What fault can my great mother America throw in my face?
Son of Europeans but son of America, Cuban patriot of the great fatherland, Matrí feels flowing in his veins the blood of the sorely wounded peoples who were born of palm or corn seeds and who called the Milky Way road of the soul and the moon sun of night or sun asleep. So he writes, replying to Sarmiento, who is enamored of what is foreign: This is no battle between civilization and barbarism, but between false learning and nature.
( 112 and 354 )
The Thinking Begins to Be Ours, Believes José Martí
… To know is to resolve. Knowing the country, and governing it according to our knowledge, is the only way to free it from tyrannies. The European university must yield to the American university. The history of America, from the Incas till now, must be put at our fingertips, even though that of the Greek Archons is not taught. Our Greece is preferable to the Greece that is not ours. It is more necessary for us. National politicians must replace exotic politicians. Let the world be grafted onto our republics; but the trunk must be that of our republics. And let the defeated pedant keep quiet; for there is no fatherland in which man can take more pride than our wounded American republics …

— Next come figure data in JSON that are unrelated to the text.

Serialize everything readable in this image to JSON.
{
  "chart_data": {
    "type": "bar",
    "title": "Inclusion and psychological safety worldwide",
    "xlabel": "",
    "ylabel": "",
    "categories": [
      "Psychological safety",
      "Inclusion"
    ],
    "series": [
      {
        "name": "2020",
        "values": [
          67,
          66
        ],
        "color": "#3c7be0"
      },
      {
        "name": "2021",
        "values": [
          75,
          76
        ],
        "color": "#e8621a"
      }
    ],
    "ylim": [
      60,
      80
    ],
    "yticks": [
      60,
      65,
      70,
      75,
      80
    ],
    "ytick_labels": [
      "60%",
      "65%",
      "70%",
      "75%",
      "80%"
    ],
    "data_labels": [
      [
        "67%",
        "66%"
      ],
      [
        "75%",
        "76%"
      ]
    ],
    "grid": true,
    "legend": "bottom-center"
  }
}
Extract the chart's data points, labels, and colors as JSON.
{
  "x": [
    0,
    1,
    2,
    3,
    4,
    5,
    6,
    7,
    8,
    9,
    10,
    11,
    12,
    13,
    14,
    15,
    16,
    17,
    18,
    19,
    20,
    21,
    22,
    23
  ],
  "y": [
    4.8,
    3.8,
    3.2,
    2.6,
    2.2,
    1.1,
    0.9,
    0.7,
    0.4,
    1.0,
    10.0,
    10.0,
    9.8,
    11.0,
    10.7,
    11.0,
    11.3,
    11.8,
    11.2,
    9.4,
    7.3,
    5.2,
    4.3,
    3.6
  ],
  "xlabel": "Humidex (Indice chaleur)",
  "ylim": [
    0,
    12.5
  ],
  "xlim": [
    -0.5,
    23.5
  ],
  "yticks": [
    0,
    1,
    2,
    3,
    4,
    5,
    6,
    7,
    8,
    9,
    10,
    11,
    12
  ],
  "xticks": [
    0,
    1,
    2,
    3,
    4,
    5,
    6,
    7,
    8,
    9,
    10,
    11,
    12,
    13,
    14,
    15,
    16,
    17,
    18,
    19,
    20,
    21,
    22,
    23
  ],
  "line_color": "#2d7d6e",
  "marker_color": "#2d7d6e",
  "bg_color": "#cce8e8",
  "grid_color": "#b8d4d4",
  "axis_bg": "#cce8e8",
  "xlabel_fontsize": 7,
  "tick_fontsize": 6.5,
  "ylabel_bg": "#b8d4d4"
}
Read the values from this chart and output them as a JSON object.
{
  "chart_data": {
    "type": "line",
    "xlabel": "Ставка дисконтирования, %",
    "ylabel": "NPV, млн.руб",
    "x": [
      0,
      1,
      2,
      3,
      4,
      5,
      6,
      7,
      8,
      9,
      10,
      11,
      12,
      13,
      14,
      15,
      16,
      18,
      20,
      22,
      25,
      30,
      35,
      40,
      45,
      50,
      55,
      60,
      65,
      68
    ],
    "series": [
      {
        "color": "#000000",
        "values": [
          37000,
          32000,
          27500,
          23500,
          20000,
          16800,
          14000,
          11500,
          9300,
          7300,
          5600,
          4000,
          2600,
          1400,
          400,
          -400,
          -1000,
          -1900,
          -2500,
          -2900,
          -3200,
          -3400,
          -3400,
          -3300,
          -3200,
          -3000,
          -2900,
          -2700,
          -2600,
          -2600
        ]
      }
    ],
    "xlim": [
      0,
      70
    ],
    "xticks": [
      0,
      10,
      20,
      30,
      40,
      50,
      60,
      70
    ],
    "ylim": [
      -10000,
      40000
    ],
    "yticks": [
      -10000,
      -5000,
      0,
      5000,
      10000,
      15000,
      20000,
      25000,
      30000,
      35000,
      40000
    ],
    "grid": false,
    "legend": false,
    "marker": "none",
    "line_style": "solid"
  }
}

We were a mask, with trousers from England, Parisian vest, jacket from North America, and cap from Spain …We were epaulettes and togas, in countries that came into the world with sandaled feet and banded hair … Neither the European book, nor the Yanqui book, has provided the key to the Hispanic American enigma …
The peoples stand and greet one another. “What are we like?” they ask; and they tell one another what they are like. When a problem arises in Cojímar, they don’t go to Danzig for the solution. The frock coats are still French, but the thinking begins to be American …
(199)
34 Cantarranas Street. Instant Photography
The hooded gunner bends and takes aim. The victim, a highborn gentleman of Guanajuato, does not smile or blink or breathe. There is no escape. Behind him the curtain has fallen, leafy landscape of painted plaster, and the stage-prop staircase leads nowhere. Surrounded by paper flowers and cardboard columns and balustrades, the solemn personage rests his hand on the arm of a chair and with dignity confronts the cannon-mouth of the bellows camera.
All Guanajuato has itself shot in the studio at 34 Cantarranas Street. Romualdo García photographs gentlemen of the uppermost crust and their wives and children, boys who look like dwarves wrapped in large vests with pocket watches, and girls austere as grandmothers crushed by beribboned silken bonnets. He photographs plump friars and soldiers in full dress uniform, the first-communioned and the newly wed; and also some poor people who come from afar and give what they don’t have just to pose, bountifully hairdressed and ironed, wearing their best clothes, before the camera of the Mexican artist who won a prize in Paris.